Kenyan Christian organizational worker (1949–2023)

Agnes Regina Murei Abuom (1949 – 31 May 2023) was a Kenyan Christian organisational worker who served as moderator of the Central Committee of the World Council of Churches (WCC) since 2013. She was the first woman and the first African to hold this post. She represented the Anglican Church of Kenya.

== Early life ==
Aubom was born in Nandi Hills, into a family of six children and a mother who worked with community development. She was educated at mission schools, first in her local area, then later at a boarding school run by missionaries. She went to high school near Nairobi and then undertook studies at University of Nairobi.

== Career ==
Abuom became involved with the World Council of Churches when the WCC's assembly was held in Nairobi in 1975. She also was involved in student organizations and politics - the latter causing controversies that led her to leave Kenya for Sweden in 1976. She learned Swedish and earned a degree in education. After two years as a youth worker for WCC in Geneva, she returned to Sweden and earned a doctorate in missiology with the thesis "The Role of Non-Governmental Organizations in Development". She later worked with refugee issues for WCC in Sudan and worked two years in Zimbabwe as a tutor.

Returning to Kenya in 1989, Abuom was imprisoned for her opposition to President Daniel Arap Moi. She went on to work for the Anglican Church of Kenya, mostly with national development issues, and from 1991 with a civic education program.

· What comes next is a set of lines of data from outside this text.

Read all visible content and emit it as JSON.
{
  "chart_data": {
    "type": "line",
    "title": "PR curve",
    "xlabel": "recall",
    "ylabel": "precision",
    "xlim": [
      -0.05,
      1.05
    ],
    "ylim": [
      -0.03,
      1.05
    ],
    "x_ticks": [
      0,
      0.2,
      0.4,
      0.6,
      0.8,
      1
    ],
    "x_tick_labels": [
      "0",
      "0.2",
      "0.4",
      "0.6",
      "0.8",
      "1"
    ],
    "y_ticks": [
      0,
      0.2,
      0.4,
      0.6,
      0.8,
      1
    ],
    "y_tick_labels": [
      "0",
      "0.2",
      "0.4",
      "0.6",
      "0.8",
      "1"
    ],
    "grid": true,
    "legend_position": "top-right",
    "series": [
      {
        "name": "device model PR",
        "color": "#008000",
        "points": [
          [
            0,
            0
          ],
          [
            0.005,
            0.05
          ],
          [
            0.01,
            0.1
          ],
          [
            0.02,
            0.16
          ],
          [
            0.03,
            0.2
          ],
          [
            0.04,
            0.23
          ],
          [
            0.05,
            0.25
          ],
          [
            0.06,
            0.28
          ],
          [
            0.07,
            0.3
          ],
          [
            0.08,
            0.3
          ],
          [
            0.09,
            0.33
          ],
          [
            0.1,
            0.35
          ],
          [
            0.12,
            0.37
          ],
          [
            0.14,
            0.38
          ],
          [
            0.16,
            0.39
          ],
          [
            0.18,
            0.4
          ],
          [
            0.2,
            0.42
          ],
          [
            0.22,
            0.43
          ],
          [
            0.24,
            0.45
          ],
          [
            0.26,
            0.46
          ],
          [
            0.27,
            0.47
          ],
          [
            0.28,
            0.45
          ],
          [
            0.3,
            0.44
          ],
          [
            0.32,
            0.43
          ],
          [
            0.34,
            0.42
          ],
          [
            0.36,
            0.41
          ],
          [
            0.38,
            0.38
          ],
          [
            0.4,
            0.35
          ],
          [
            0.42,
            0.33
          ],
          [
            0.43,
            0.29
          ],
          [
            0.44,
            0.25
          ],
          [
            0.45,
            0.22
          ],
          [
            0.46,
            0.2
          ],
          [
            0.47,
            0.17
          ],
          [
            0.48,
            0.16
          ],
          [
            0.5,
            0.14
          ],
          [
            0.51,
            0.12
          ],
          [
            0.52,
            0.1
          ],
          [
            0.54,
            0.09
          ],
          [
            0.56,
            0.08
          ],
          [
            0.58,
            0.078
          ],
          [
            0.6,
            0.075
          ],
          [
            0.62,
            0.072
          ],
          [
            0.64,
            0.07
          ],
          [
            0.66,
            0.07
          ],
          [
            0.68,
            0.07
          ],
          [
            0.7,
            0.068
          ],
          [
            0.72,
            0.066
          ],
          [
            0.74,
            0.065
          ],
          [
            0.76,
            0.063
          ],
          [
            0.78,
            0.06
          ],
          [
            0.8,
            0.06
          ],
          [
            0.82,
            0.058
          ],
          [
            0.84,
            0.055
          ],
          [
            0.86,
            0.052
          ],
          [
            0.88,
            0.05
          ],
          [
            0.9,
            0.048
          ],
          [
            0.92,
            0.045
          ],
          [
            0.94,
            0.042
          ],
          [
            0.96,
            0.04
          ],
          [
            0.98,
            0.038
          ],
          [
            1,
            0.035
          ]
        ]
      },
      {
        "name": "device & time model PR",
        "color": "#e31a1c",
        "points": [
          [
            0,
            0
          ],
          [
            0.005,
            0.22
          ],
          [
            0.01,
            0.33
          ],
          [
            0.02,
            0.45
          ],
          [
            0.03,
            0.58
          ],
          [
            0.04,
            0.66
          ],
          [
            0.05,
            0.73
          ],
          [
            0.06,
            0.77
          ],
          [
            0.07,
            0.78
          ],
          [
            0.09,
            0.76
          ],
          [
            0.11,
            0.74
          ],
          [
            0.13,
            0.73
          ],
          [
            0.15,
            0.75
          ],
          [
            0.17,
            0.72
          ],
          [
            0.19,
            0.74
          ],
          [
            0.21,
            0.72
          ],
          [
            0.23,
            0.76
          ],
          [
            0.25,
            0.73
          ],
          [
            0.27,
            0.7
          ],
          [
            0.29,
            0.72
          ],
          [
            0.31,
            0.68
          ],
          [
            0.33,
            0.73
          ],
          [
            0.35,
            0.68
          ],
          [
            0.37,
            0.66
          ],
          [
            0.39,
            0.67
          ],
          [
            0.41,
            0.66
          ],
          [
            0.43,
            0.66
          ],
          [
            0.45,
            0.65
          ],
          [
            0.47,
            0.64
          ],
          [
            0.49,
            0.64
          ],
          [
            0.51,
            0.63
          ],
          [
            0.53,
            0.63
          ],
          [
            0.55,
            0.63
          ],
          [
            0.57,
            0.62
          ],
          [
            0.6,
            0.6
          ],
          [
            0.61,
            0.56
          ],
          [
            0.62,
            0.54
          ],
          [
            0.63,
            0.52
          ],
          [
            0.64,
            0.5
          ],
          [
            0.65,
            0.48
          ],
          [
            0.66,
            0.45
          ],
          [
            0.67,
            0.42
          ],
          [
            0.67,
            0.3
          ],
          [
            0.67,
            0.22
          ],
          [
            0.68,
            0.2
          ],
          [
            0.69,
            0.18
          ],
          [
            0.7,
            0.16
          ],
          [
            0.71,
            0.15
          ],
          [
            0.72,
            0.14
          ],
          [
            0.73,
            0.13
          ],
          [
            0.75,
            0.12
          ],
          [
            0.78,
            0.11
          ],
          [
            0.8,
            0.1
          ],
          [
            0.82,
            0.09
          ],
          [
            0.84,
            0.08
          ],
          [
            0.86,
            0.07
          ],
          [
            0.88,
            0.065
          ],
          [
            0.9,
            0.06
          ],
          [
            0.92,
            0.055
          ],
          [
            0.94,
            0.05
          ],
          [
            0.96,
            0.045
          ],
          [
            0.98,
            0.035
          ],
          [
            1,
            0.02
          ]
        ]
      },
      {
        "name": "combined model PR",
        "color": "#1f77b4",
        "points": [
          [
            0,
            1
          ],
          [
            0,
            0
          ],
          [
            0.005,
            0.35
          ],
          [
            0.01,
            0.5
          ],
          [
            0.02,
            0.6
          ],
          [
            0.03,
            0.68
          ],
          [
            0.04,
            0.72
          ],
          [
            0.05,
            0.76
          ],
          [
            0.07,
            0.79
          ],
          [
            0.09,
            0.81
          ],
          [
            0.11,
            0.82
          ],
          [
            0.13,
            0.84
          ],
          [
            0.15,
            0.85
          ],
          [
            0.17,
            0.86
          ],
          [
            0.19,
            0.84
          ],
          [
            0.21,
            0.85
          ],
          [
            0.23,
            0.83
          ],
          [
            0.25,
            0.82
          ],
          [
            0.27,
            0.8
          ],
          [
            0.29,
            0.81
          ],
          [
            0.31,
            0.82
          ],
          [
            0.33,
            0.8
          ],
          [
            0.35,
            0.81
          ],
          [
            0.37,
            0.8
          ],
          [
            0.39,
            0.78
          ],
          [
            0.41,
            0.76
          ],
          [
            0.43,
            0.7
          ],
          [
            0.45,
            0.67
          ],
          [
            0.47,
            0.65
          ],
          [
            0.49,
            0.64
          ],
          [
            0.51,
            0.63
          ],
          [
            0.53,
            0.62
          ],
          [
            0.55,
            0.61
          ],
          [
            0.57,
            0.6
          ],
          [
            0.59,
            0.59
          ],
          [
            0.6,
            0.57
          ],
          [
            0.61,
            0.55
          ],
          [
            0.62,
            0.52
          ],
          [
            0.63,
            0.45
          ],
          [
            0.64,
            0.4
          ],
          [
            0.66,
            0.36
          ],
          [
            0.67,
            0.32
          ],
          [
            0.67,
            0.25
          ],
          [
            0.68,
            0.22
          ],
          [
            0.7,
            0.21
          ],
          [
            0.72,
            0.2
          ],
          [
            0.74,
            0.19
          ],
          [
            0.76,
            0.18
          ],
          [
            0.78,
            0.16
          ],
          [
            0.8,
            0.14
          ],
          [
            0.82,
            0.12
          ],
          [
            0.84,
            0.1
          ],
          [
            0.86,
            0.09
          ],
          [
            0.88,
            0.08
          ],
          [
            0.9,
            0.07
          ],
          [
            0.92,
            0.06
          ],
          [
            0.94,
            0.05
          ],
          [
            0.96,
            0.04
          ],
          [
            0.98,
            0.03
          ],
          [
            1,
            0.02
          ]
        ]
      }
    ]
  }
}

Abuom became African president for the WCC in 1999 and served until 2006. She also worked with All Africa Conference of Churches, African Council of Religious Leaders (ACRL) / Religions for Peace, and National Council of Churches of Kenya. She was involved in ecumenical work and peace-building efforts in the Horn of Africa and other places.

Abuom was one of the Directors of TAABCO Research and Development Consultants, which was established in 1997 and focuses on consultant work for civil society organisations and aid organisations.

=== Moderator of WCC ===
In November 2013, Abuom was unanimously elected moderator of the WCC Central Committee at the organization's assembly in Busan, South Korea. She was the first woman and the first African to hold that position.

== Personal life and death ==
Abuom had two daughters; her husband died in July 2014.

Abuom died on 31 May 2023, at the age of 73.

== Honours ==
In 2017, she was awarded the Lambeth Cross for Ecumenism by the Archbishop of Canterbury "for her exceptional contribution to the Ecumenical Movement, for her work with the World Council of Churches and currently its Moderator". In 2019, Abuom received the National Council of Churches' s President’s Award for Excellence in Faithful Leadership. The award announcement stated that she was being recognized for "exceptional, risk-taking leadership." She also received an honorary doctorate from VID Specialized University in Norway.